God’s design is thus expressed through human agency. Men and women make history and act within it courageously, exercising judgment and reason, and in solidarity. Actions that advance and protect natural rights are good because they align with the moral order embedded in creation, i.e., the natural order. Means achieving those ends are informed by an ethics rooted in a moral ontology. Actions that suppress or violate those rights are bad because they conflict with that order. The ends and the means to reach them are objectively determinable.
Thus, morality is neither arbitrary nor merely the product of social convention. It is grounded in the realities of human nature and the conditions necessary for human flourishing. Rights are not preferences elevated by consensus, nor are they permissions or privileges granted by rulers. They arise from the nature of human beings themselves and therefore impose obligations on both governments and individuals. The measure of a society is the degree to which it secures and respects those rights and assigns duties to citizens to uphold a good society and to defeat those who would undermine it, on the field of battle if necessary.
When President John F. Kennedy said, “Ask not what your country can do for you—ask what you can do for your country,” he was appealing to the idea that a free society requires active participation, responsibility, and sacrifice from its citizens.
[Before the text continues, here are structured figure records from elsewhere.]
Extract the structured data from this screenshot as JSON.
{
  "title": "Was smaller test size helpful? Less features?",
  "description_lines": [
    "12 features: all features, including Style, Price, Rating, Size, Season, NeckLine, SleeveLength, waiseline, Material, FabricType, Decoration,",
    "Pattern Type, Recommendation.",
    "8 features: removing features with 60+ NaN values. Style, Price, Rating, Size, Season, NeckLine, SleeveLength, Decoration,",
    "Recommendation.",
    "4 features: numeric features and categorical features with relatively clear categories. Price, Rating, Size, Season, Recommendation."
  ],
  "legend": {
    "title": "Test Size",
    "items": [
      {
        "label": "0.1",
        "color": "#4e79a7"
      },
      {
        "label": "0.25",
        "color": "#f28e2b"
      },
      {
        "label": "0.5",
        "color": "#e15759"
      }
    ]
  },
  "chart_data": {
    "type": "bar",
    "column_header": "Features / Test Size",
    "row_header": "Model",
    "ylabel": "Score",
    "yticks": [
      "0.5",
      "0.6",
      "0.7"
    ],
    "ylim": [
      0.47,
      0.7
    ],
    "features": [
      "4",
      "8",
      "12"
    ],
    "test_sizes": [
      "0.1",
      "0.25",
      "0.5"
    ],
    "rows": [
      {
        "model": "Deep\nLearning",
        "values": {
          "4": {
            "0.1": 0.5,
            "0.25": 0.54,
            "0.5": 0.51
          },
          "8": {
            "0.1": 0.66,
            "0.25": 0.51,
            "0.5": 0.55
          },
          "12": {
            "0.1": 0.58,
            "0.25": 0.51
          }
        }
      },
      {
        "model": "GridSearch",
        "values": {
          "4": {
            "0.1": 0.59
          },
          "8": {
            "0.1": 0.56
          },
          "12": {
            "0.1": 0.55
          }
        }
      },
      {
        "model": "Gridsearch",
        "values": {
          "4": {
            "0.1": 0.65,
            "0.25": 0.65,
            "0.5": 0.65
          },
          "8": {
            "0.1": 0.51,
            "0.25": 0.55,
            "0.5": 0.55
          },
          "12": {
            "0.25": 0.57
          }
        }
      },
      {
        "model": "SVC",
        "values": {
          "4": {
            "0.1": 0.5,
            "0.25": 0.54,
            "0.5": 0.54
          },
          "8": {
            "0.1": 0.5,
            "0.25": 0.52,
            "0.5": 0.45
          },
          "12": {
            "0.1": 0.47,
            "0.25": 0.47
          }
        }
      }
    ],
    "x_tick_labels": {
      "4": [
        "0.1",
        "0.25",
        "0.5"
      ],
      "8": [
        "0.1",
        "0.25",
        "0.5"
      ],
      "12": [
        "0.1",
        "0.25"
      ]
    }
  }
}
The statement assumes that citizenship is not merely a claim upon benefits but a commitment to the common good.
Providence, in this (rational secular) understanding, is recognized not through supernatural signs but through the course of events after the fact. What was achieved? When justice prevails, when liberty advances, and when the rights of a people are preserved against oppression, one may see evidence of a larger moral order in his achievements.
This does not mean that every victory is divinely sanctioned or that history inevitably bends toward justice. As history shows, bad things happen when moral men fail to act or impose good on the world. Rather, it suggests that when free people act in accordance with reason and natural rights, they participate in a process that reflects the underlying order. Providence is not an interruption of nature; it is revealed through the success of human efforts that accord with the laws of nature and the rights and duties those laws imply. Man sees providence in his work—if he has the capacity to discern goodness. In this way, belief in natural rights provides a foundation for ethics that stands above both personal preference and political power. It offers a standard by which governments, institutions, and individuals may be judged.
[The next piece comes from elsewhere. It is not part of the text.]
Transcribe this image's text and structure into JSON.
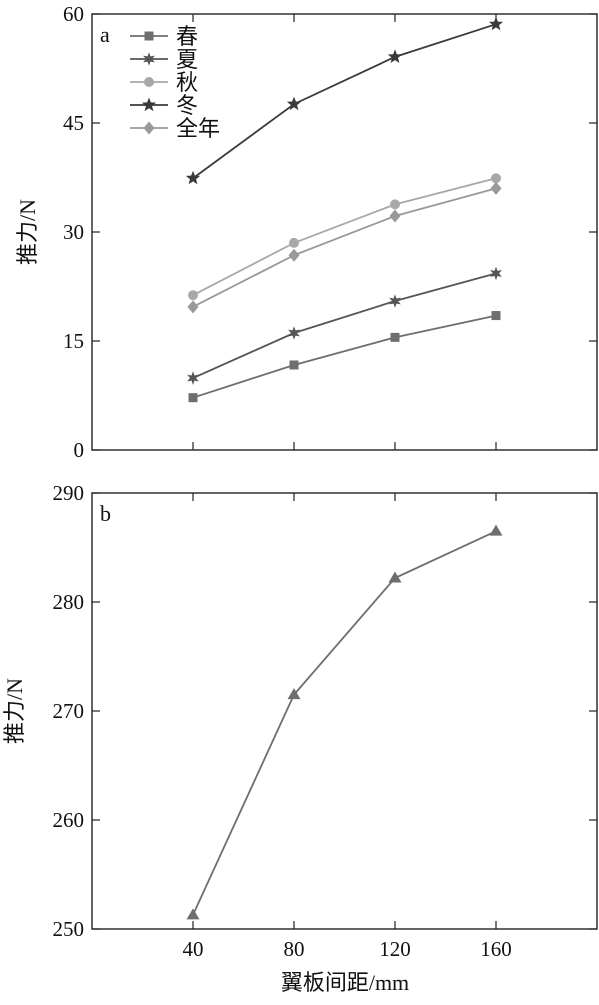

I have written about this before, as well, but here the moral philosophy of Adam Smith must once more be noted. In his The Moral Sentiments of Man, Smith described what he called the “impartial spectator.” For Smith, inherent in human beings is the capacity to step outside their immediate passions and interests and view their conduct (and the conduct of others) through the eyes of a detached and unbiased observer. Man is not merely capable of sympathy. He is also capable of reason. Man is at once an emotional and rational animal. The impartial spectator serves as a guide to moral judgment, allowing individuals to evaluate whether their actions are just, honorable, and worthy of approval.
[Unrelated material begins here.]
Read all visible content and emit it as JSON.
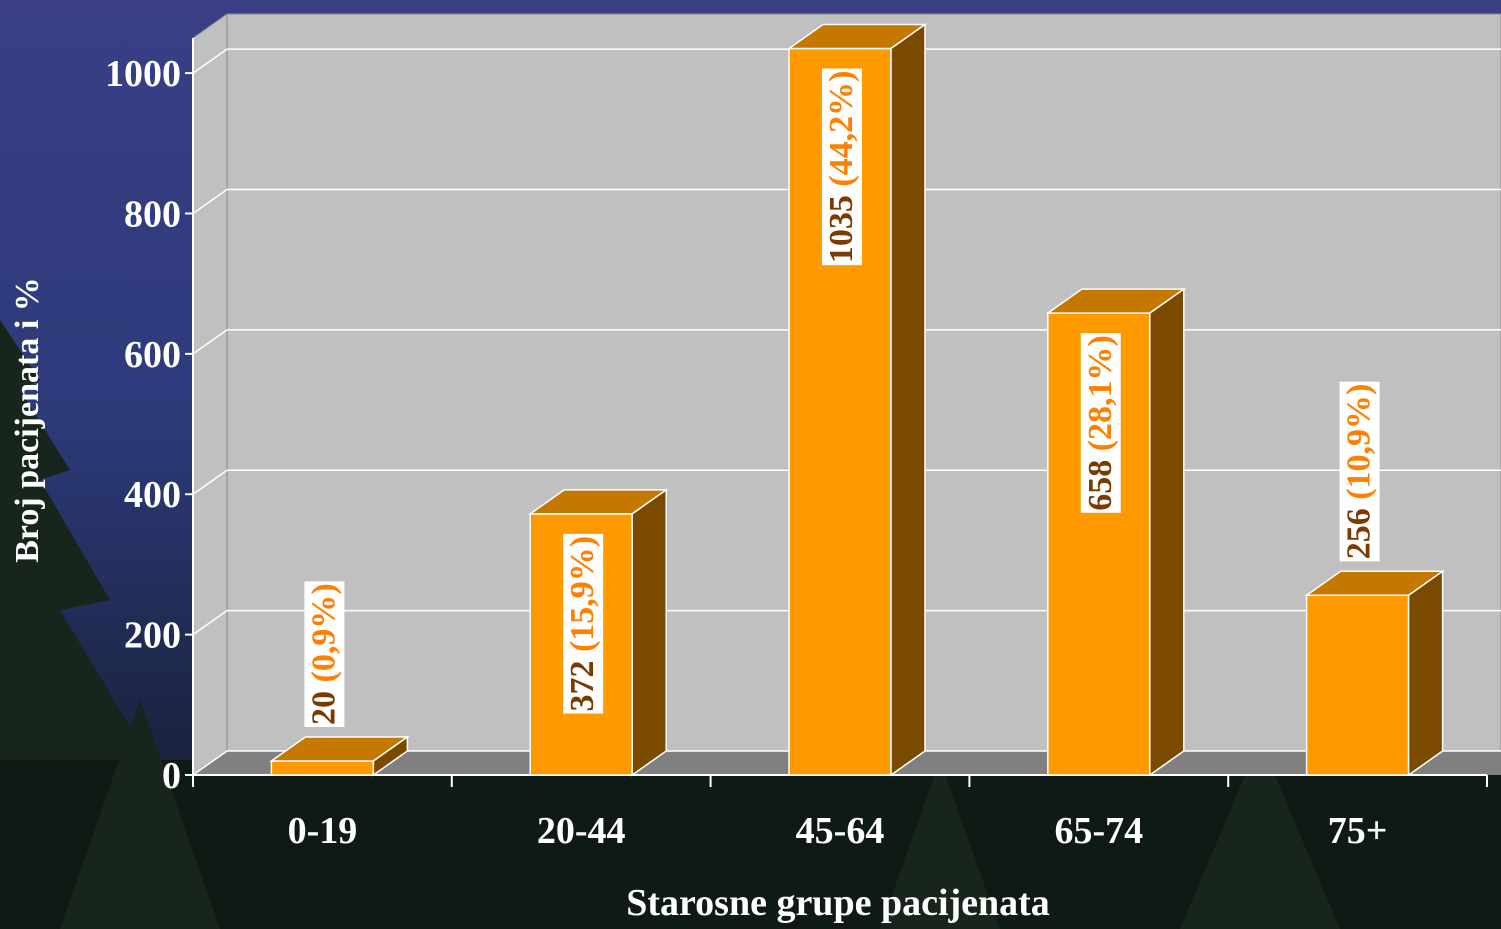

In a philosophy grounded in natural rights and reason, the impartial spectator is understood as the faculty by which human beings discern the moral order embedded in nature. It is through this exercise of reasoned self-examination that individuals align their conduct with justice, temper self-interest with concern for others, and contribute to a society founded upon liberty and mutual respect. For many men today, that capacity has been corrupted and deranged. In this year of America’s anniversary, we rededicate ourselves to rooting out corruption and overcoming derangement.
Whether one approaches this standard as an atheist, a Christian, a deist, a historian, or a philosopher, the central principle remains: human rights are inherent, objective, and worthy of defense because they arise from the very nature of humanity and the ordered universe we inhabit. If we are to save the American Republic and the West, we must regain this understanding of rights and obligations and commit the coming generations to it.